Aiming to address the growing impact of climate change, the Governor of Hawaii has signed a new law to collect the state’s transient accommodations tax (TAT) from visitors staying in Hawaiian hotels and their short-term rentals tax by 0.75 percentage points, bringing it to 11%.

The ‘Green Fee’ will start from 1 January 2026 and a $400 night stay would cost an additional $3. Even cruise ship passengers will too, prorated for the number of days their vessel is in a Hawaii port for the first time.

The fee is expected to raise between $80 million and $100 million a year for projects that include fortifying fire breaks, upgrading technology, and combating erosion and invasive species. However, it is far below the over $200 million a year that Hawaii, the happiest state in the US, would need.

According to media reports, Justifying the decision to collect ‘Green Fee,’ the Governor said that if they don’t do proper destination management, don’t tend the beaches properly, and don’t make sure the parks are perfect, people will stop coming here.

Green said his climate advisory team will work with lawmakers, state agencies and land owners to set priorities. The non-profits will be able to access grants from the fund and the feedback from local residents will also be considered.

“There is exposed piping. There are some properties, frankly, almost all the oceanfront properties are struggling to keep up with the projects, but where there is public interest, which is people coming to Hawaii, their safety is on the line, and the revenues would otherwise go away if we lose a property,” Green explained.

The funds are expected to help buffer a loss of federal funding, with Hawaii expected to cover more costs of disaster mitigation. “Get ready to give us the input because this is when we say it’s historic, it is a new thing,” he said.

While the fee is relatively low, it does have a ripple effect on tourist spending and Hawaii’s economy. The hotel industry opposed the measure, but is focusing on the long-term positive impacts for the greater good.

Highest Taxes

The 11% TAT, combined with each county’s 3% lodging tax and a 4.7% general excise tax, puts a Hawaii visitor’s tax bill to nearly 19%, among the highest in the nation.
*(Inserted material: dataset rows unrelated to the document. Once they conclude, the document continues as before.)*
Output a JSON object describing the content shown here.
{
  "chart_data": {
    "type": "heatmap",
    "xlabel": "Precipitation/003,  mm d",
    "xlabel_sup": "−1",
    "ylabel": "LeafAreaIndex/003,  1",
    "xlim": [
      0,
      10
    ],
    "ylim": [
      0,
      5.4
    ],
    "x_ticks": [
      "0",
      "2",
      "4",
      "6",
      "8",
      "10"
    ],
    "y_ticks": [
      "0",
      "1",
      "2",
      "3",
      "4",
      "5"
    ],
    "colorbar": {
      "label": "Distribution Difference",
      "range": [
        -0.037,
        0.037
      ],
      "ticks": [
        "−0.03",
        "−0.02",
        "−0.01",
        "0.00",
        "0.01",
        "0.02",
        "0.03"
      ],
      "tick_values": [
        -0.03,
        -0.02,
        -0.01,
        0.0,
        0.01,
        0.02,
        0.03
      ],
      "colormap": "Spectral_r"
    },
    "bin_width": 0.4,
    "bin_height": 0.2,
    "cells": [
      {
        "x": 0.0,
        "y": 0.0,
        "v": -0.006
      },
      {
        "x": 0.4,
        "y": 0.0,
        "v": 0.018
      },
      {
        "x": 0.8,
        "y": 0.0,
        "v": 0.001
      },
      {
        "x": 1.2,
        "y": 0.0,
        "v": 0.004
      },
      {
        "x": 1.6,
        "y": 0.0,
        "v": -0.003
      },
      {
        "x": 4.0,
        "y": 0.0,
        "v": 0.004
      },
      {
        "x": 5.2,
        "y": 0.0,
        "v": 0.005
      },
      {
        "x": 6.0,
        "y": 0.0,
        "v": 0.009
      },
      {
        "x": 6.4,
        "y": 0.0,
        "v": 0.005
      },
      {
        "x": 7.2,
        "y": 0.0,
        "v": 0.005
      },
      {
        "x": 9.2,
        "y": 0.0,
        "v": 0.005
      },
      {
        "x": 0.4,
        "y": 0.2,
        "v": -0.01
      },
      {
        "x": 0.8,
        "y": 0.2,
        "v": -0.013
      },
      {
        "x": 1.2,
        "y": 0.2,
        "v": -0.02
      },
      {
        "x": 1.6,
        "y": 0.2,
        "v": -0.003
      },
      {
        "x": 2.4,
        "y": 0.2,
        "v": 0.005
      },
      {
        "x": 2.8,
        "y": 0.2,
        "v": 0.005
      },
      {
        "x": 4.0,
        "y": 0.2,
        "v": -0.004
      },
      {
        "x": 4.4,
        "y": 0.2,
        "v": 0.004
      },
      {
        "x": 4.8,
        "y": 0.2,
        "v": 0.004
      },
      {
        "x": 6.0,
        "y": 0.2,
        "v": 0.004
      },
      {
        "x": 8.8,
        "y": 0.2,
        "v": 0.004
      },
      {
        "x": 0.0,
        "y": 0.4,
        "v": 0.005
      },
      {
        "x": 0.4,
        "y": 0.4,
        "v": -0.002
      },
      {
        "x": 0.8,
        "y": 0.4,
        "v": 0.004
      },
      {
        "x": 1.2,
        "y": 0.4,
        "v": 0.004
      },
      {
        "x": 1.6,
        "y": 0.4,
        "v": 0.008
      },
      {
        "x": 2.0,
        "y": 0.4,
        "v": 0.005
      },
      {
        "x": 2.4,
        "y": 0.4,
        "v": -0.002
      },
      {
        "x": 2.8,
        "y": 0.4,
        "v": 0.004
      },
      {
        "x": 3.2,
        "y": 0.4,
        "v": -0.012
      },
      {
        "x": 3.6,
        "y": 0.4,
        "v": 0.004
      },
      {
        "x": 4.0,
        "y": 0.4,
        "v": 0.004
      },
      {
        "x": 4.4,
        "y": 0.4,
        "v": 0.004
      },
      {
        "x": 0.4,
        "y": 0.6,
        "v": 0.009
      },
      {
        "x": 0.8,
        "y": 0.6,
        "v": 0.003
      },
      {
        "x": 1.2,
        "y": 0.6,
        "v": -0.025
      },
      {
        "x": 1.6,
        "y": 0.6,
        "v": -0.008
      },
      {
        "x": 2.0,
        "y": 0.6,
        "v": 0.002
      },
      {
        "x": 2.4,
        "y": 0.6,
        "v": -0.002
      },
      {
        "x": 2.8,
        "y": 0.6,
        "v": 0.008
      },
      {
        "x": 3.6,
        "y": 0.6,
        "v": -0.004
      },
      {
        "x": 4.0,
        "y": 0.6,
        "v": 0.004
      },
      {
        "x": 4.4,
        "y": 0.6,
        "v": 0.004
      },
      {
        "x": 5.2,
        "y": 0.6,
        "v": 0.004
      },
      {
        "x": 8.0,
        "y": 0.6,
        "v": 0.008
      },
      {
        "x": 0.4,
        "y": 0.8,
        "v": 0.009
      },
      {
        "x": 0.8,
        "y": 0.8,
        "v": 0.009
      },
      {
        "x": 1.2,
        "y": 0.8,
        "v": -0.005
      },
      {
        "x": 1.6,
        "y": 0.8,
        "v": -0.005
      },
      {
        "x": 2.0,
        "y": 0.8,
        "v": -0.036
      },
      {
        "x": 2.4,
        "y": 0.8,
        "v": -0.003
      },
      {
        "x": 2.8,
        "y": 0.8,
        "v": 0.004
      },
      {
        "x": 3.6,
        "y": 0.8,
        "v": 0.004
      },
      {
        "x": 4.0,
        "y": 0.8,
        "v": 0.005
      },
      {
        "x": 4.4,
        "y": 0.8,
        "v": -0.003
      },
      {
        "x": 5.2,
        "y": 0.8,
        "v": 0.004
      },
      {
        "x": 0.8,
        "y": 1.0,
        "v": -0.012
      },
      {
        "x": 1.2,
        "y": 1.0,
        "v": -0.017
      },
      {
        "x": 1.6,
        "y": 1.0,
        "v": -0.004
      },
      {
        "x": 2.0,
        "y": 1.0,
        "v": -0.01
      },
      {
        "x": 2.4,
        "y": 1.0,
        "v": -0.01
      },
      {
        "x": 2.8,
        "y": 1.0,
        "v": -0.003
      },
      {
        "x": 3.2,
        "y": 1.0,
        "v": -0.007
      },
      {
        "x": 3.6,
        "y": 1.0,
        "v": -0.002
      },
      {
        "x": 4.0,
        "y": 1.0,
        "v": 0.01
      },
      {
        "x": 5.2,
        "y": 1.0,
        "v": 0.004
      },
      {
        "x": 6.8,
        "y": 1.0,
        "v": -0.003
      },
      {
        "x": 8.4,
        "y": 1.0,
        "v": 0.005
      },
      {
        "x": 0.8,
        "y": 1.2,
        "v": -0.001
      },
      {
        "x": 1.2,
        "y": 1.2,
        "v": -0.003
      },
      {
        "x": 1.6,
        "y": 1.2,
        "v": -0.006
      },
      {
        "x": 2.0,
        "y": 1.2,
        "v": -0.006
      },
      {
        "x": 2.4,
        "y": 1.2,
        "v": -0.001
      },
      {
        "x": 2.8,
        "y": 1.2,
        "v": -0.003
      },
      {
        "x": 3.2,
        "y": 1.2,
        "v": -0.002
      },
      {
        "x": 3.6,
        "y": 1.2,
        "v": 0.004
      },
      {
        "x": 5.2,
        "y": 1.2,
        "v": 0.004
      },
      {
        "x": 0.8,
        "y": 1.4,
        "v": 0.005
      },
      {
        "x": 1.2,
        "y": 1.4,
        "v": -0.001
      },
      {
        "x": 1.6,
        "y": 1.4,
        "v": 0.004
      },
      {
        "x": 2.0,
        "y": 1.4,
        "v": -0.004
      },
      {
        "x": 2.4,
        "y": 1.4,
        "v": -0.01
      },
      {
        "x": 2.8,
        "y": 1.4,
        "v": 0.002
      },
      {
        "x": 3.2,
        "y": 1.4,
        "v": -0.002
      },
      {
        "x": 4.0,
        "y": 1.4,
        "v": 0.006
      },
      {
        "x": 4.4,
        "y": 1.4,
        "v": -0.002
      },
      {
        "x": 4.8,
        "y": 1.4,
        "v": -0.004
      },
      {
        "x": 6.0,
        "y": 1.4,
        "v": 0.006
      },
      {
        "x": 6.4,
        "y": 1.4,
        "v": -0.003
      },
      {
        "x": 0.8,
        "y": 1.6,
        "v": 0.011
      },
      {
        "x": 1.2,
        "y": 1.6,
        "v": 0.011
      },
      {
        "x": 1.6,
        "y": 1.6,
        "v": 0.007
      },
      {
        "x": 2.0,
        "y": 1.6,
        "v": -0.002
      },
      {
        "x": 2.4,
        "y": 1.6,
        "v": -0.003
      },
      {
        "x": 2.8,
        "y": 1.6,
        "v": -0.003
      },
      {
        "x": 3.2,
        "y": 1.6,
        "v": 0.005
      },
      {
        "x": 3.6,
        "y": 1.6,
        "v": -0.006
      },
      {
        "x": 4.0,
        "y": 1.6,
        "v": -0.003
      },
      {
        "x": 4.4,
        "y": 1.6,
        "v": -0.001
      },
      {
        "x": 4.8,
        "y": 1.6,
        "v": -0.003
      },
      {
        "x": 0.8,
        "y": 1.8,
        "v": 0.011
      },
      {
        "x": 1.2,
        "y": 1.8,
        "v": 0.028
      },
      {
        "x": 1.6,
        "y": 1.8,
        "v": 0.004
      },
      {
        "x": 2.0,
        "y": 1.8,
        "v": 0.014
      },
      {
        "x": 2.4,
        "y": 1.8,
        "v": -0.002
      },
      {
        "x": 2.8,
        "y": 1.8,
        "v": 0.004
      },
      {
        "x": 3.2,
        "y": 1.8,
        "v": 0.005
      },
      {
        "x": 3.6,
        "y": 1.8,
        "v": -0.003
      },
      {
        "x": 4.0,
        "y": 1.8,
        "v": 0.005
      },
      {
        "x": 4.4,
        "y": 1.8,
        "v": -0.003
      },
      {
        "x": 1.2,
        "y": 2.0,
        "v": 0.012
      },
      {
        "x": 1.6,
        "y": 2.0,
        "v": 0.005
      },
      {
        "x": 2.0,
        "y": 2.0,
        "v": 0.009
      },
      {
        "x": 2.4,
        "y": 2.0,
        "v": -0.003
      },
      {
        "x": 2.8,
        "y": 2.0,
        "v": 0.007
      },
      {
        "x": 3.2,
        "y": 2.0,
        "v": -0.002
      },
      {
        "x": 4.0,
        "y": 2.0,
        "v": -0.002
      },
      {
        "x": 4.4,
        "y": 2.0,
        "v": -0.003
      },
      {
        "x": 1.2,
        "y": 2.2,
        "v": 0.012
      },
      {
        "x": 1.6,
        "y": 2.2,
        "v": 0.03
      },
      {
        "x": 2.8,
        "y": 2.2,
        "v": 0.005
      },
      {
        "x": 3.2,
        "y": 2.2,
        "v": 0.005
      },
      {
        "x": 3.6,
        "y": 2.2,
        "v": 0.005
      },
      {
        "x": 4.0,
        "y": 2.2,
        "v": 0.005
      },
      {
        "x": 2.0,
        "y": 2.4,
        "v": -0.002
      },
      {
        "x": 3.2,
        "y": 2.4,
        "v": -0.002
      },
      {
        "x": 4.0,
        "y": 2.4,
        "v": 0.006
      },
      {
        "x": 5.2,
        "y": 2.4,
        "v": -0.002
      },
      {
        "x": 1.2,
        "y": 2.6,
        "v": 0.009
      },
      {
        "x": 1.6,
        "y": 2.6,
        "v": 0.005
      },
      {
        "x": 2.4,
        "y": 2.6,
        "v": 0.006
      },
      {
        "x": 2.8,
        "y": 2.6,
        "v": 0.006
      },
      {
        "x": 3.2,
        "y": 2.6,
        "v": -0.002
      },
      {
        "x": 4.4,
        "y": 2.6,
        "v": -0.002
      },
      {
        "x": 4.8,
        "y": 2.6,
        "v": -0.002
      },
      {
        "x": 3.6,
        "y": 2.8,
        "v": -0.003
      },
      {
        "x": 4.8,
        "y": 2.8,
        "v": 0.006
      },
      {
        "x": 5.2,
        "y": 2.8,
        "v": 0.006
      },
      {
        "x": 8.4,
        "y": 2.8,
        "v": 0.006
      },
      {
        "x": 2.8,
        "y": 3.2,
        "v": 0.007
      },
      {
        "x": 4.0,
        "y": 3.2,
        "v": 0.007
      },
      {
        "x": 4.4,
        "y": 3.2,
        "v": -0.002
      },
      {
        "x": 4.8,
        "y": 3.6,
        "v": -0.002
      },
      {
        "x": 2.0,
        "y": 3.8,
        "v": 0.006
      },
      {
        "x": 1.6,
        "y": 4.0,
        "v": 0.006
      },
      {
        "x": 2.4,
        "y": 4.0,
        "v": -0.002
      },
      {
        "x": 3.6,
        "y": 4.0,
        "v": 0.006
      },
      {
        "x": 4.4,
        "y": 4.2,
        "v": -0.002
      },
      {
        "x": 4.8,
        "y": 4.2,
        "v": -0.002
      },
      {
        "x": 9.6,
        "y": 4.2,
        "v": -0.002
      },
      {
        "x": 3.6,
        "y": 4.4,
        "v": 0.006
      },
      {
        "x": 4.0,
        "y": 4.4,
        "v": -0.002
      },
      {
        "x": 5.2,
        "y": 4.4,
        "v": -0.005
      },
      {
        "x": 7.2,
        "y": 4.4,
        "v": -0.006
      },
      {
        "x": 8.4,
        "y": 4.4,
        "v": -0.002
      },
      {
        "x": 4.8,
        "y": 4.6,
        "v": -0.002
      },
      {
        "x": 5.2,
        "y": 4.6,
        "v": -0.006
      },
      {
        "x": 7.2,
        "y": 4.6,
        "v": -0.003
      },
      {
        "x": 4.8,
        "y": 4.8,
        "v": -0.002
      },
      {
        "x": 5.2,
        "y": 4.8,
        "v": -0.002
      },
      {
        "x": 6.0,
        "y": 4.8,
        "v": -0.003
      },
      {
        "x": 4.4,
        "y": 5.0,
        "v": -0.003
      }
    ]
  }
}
“It’s important so people see that where we have shoreline erosion near hotels, we are able to protect these incredible assets; where we have people being displaced, we are able to help them,” Green said on Tuesday.

“Where we see sea level rise coming up, we can adapt and we can actually have these resources from the hard monies and also likely bonds from these dollars to help us go forward with large projects as the Legislature sees fit, as the people across our state express need,” he said.

Hawaiʻi Hotel Alliance spokesperson Kekoa McClellan added that while any increase to the TAT will impact hotels, ultimately, because it is going to preserve natural resources that attract tourists, it’s a good thing.

“This direct investment in sustainable tourism, in sand replenishment and renourishment in mitigating the impacts of climate change that are affecting our visitor industry is going to guarantee that we can have a thriving visitor economy,” McClellan said.